Start a new conversation (or continue an existing one) and the responses will now route through your connected model instead of JLLM. The quality difference is usually obvious within the first two messages.

Important: every time you log out of Janitor AI, you'll need to re-enter your API key. This is a known behavior, not a bug. The platform doesn't store third-party API keys across sessions for security reasons.

Generation settings that actually matter

The default generation settings work fine for most users, but two parameters make a noticeable difference for roleplay quality:

Temperature controls randomness in the AI's responses. Lower temperature (0.4-0.7) keeps the character more consistent and predictable. Higher temperature (1.0-1.5) makes responses more creative and surprising but increases the chance of the character drifting or producing nonsensical output.

For roleplay, start at 0.7 and adjust based on your preference. If the character feels robotic, raise it. If the character starts saying random things, lower it. The sweet spot varies by character and scenario, and experimenting is the fastest way to find yours.

Context size determines how many previous messages the AI considers when generating a response. Higher context (16K-32K tokens) means the AI remembers more of the conversation, which improves consistency in long sessions. Lower context means faster responses but shorter memory.

Set context to the maximum your provider supports. For DeepSeek V3, that's 64K tokens. For the free tier, 16K-32K is typical. More context is almost always better for roleplay because it reduces the character-forgetting-the-premise problem that plagues shorter context windows.

Max tokens (response length) should be set to 0 (unlimited) or the maximum allowed. Setting this too low produces responses that cut off mid-sentence.

JLLM vs. DeepSeek: the actual difference

The quality gap is real but worth specifying:

Prose quality: DeepSeek writes more varied, textured responses. JLLM tends to repeat sentence structures and fall into adjective patterns. DeepSeek produces dialogue that sounds more natural and narrative descriptions with more sensory detail.

Character consistency: DeepSeek maintains character card instructions more faithfully across long conversations. JLLM drifts earlier, particularly with complex personalities that involve contradictions or behavioral rules.

Context retention: DeepSeek with 32K context remembers details from much earlier in the conversation than JLLM, which effectively has a shorter working memory even when processing the same conversation length.

Speed: JLLM is often faster because it runs on Janitor's dedicated infrastructure.
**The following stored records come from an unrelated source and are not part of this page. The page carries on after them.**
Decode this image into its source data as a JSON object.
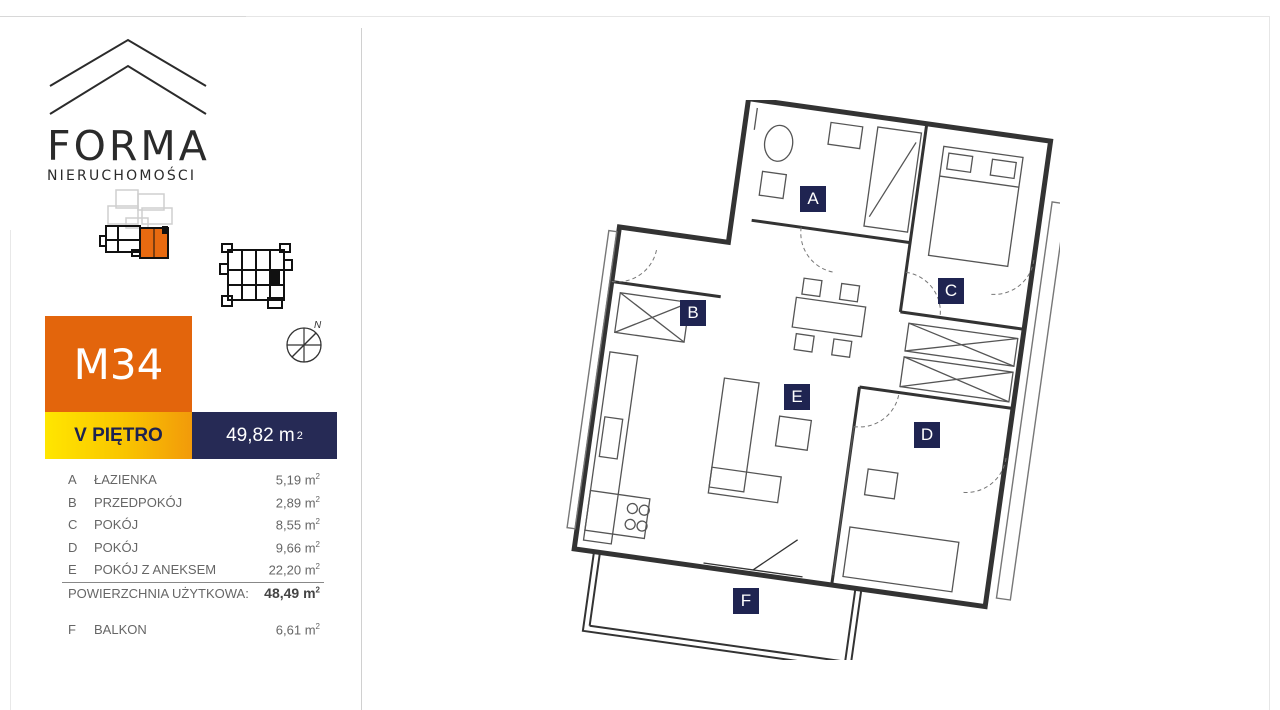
{
  "brand": {
    "name": "FORMA",
    "subtitle": "NIERUCHOMOŚCI"
  },
  "unit": {
    "code": "M34",
    "floor": "V PIĘTRO",
    "total_area_value": "49,82 m",
    "total_area_sup": "2"
  },
  "rooms": [
    {
      "letter": "A",
      "name": "ŁAZIENKA",
      "area": "5,19 m",
      "sup": "2"
    },
    {
      "letter": "B",
      "name": "PRZEDPOKÓJ",
      "area": "2,89 m",
      "sup": "2"
    },
    {
      "letter": "C",
      "name": "POKÓJ",
      "area": "8,55 m",
      "sup": "2"
    },
    {
      "letter": "D",
      "name": "POKÓJ",
      "area": "9,66 m",
      "sup": "2"
    },
    {
      "letter": "E",
      "name": "POKÓJ Z ANEKSEM",
      "area": "22,20 m",
      "sup": "2"
    }
  ],
  "usable_area": {
    "label": "POWIERZCHNIA UŻYTKOWA:",
    "value": "48,49 m",
    "sup": "2"
  },
  "balcony": {
    "letter": "F",
    "name": "BALKON",
    "area": "6,61 m",
    "sup": "2"
  },
  "compass": {
    "north_label": "N"
  },
  "plan_labels": {
    "a": "A",
    "b": "B",
    "c": "C",
    "d": "D",
    "e": "E",
    "f": "F"
  },
  "colors": {
    "accent_orange": "#e3650c",
    "navy": "#262a55",
    "yellow": "#ffe600"
  }
}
DeepSeek's response time depends on your provider and the current server load. During peak hours, DeepSeek can be slower. During off-peak hours, the difference is negligible.
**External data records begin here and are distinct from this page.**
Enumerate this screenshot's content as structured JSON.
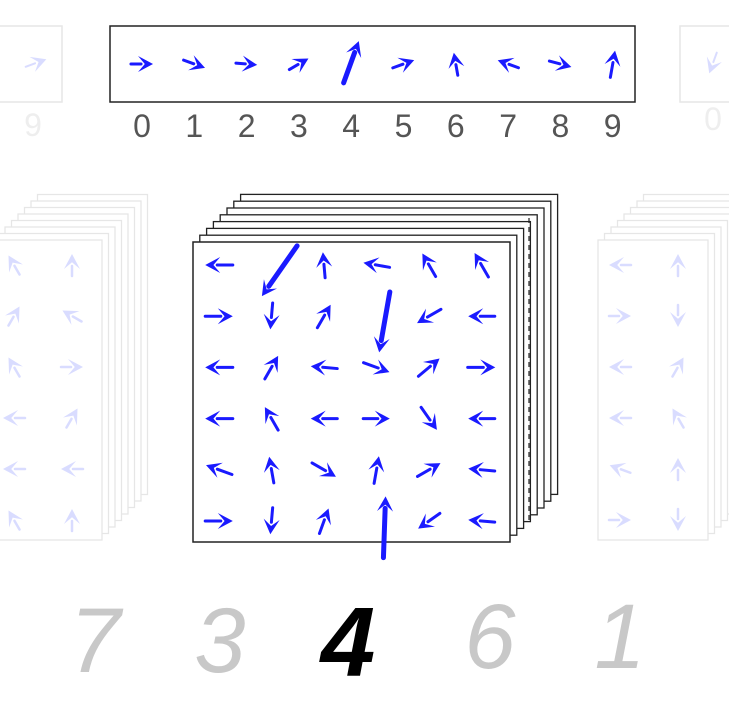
{
  "class_labels": [
    "0",
    "1",
    "2",
    "3",
    "4",
    "5",
    "6",
    "7",
    "8",
    "9"
  ],
  "faded_side_labels": {
    "left": "9",
    "right": "0"
  },
  "digit_strip": [
    "7",
    "3",
    "4",
    "6",
    "1"
  ],
  "active_digit_index": 2,
  "colors": {
    "arrow": "#1a1aff",
    "arrow_faded": "#d9dcff",
    "frame": "#222222",
    "frame_faded": "#e6e6e6",
    "label": "#555555",
    "label_faded": "#eeeeee",
    "digit_active": "#000000",
    "digit_faded": "#c8c8c8"
  },
  "icons": {
    "vector": "arrow-icon"
  },
  "class_vectors": [
    {
      "angle": 0,
      "length": 0.28
    },
    {
      "angle": 20,
      "length": 0.3
    },
    {
      "angle": 5,
      "length": 0.26
    },
    {
      "angle": -30,
      "length": 0.28
    },
    {
      "angle": -70,
      "length": 0.9
    },
    {
      "angle": -20,
      "length": 0.3
    },
    {
      "angle": -100,
      "length": 0.3
    },
    {
      "angle": 200,
      "length": 0.28
    },
    {
      "angle": 15,
      "length": 0.3
    },
    {
      "angle": -80,
      "length": 0.42
    }
  ],
  "primary_capsule_grid": [
    [
      {
        "angle": 180,
        "length": 0.3
      },
      {
        "angle": 125,
        "length": 0.95
      },
      {
        "angle": -95,
        "length": 0.26
      },
      {
        "angle": 190,
        "length": 0.28
      },
      {
        "angle": -120,
        "length": 0.28
      },
      {
        "angle": -120,
        "length": 0.3
      }
    ],
    [
      {
        "angle": 0,
        "length": 0.3
      },
      {
        "angle": 95,
        "length": 0.28
      },
      {
        "angle": -60,
        "length": 0.28
      },
      {
        "angle": 100,
        "length": 0.95
      },
      {
        "angle": 150,
        "length": 0.3
      },
      {
        "angle": 180,
        "length": 0.28
      }
    ],
    [
      {
        "angle": 180,
        "length": 0.3
      },
      {
        "angle": -60,
        "length": 0.28
      },
      {
        "angle": 185,
        "length": 0.28
      },
      {
        "angle": 20,
        "length": 0.3
      },
      {
        "angle": -40,
        "length": 0.3
      },
      {
        "angle": 0,
        "length": 0.3
      }
    ],
    [
      {
        "angle": 180,
        "length": 0.3
      },
      {
        "angle": -120,
        "length": 0.28
      },
      {
        "angle": 180,
        "length": 0.28
      },
      {
        "angle": 0,
        "length": 0.28
      },
      {
        "angle": 55,
        "length": 0.3
      },
      {
        "angle": 180,
        "length": 0.28
      }
    ],
    [
      {
        "angle": 200,
        "length": 0.3
      },
      {
        "angle": -100,
        "length": 0.28
      },
      {
        "angle": 30,
        "length": 0.3
      },
      {
        "angle": -80,
        "length": 0.3
      },
      {
        "angle": -30,
        "length": 0.28
      },
      {
        "angle": 185,
        "length": 0.28
      }
    ],
    [
      {
        "angle": 0,
        "length": 0.3
      },
      {
        "angle": 95,
        "length": 0.28
      },
      {
        "angle": -70,
        "length": 0.28
      },
      {
        "angle": -88,
        "length": 0.95
      },
      {
        "angle": 145,
        "length": 0.28
      },
      {
        "angle": 185,
        "length": 0.28
      }
    ]
  ],
  "faded_left_grid": [
    [
      {
        "angle": -120,
        "length": 0.28
      },
      {
        "angle": -90,
        "length": 0.28
      }
    ],
    [
      {
        "angle": -60,
        "length": 0.28
      },
      {
        "angle": -150,
        "length": 0.28
      }
    ],
    [
      {
        "angle": -120,
        "length": 0.28
      },
      {
        "angle": 0,
        "length": 0.28
      }
    ],
    [
      {
        "angle": 180,
        "length": 0.28
      },
      {
        "angle": -60,
        "length": 0.28
      }
    ],
    [
      {
        "angle": 180,
        "length": 0.28
      },
      {
        "angle": 180,
        "length": 0.28
      }
    ],
    [
      {
        "angle": -120,
        "length": 0.28
      },
      {
        "angle": -90,
        "length": 0.28
      }
    ]
  ],
  "faded_right_grid": [
    [
      {
        "angle": 180,
        "length": 0.28
      },
      {
        "angle": -90,
        "length": 0.28
      }
    ],
    [
      {
        "angle": 0,
        "length": 0.28
      },
      {
        "angle": 90,
        "length": 0.28
      }
    ],
    [
      {
        "angle": 180,
        "length": 0.28
      },
      {
        "angle": -60,
        "length": 0.28
      }
    ],
    [
      {
        "angle": 180,
        "length": 0.28
      },
      {
        "angle": -120,
        "length": 0.28
      }
    ],
    [
      {
        "angle": 200,
        "length": 0.28
      },
      {
        "angle": -90,
        "length": 0.28
      }
    ],
    [
      {
        "angle": 0,
        "length": 0.28
      },
      {
        "angle": 90,
        "length": 0.28
      }
    ]
  ]
}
Content restrictions: both JLLM and DeepSeek allow NSFW content through Janitor AI. DeepSeek's base model has some built-in safety training, but when accessed through Janitor AI's prompt formatting, it generally follows the character card's content parameters.

When DeepSeek isn't the answer

If your problem with Janitor AI is server downtime rather than quality, switching to DeepSeek doesn't fully solve it. Your messages still route through Janitor AI's servers even when using an external API, so Janitor's infrastructure issues affect you regardless of which model generates the responses. For complete independence from Janitor's servers, SillyTavern is the move.
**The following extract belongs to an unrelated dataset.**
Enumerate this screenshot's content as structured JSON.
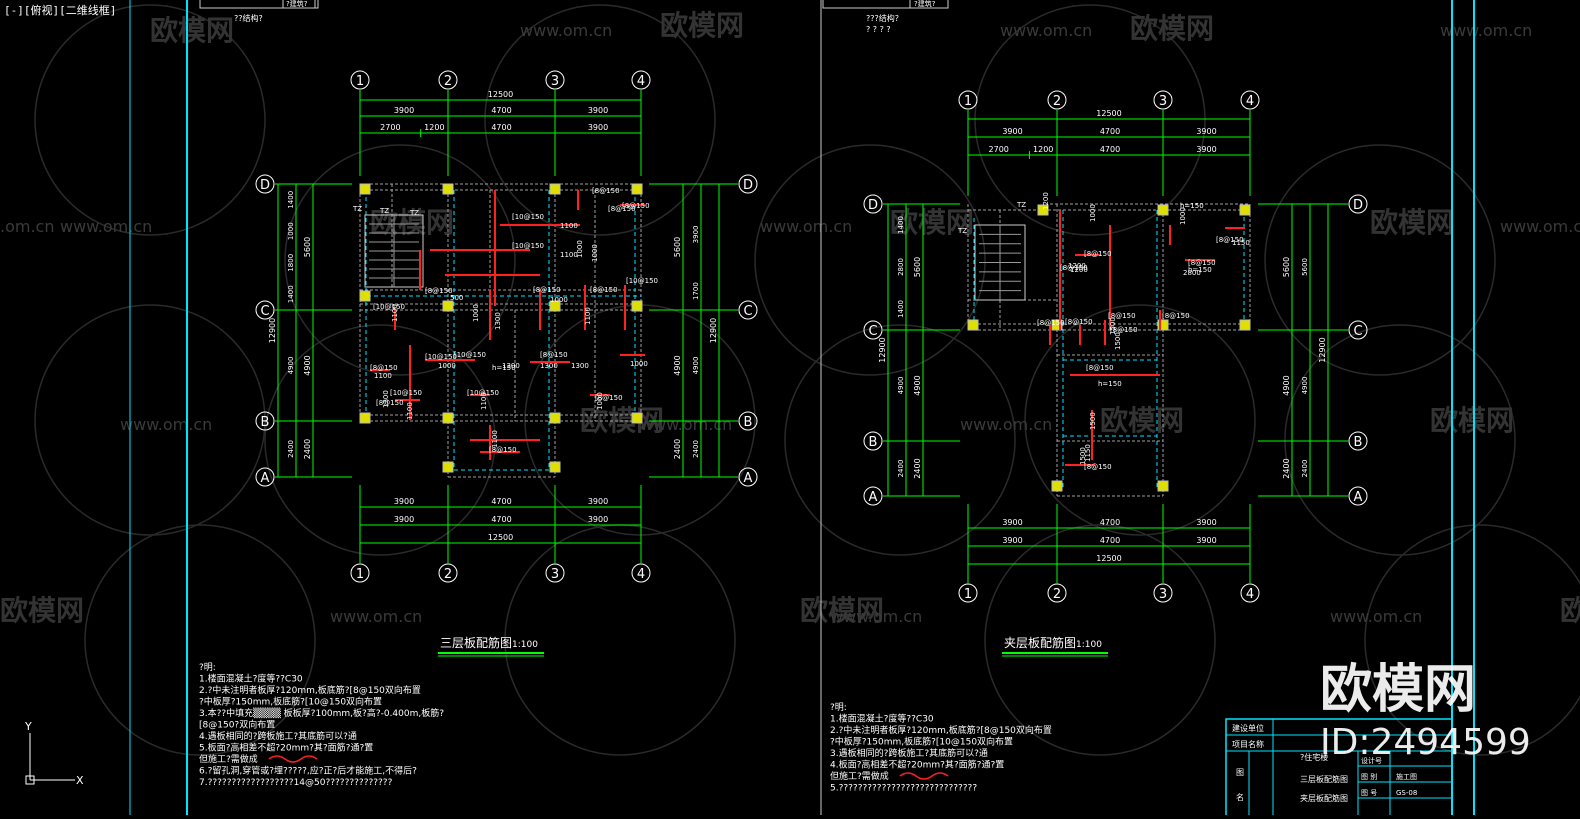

If you want persistent memory across sessions, DeepSeek doesn't add that. The context window resets when you start a new conversation. For cross-session memory, Nomi or Kindroid are purpose-built for that feature.

If you want the absolute best prose quality and money isn't the primary concern, Claude through OpenRouter produces more literary output than DeepSeek. The cost is higher ($5-15/month depending on usage), but for users who treat roleplay as creative writing, the prose quality difference is noticeable.

DeepSeek is the best default recommendation because it offers the biggest quality improvement for the lowest cost and complexity. But it's not the only option, and knowing what it doesn't solve helps you decide whether the API setup is worth your time or whether a different platform solves your actual problem more directly.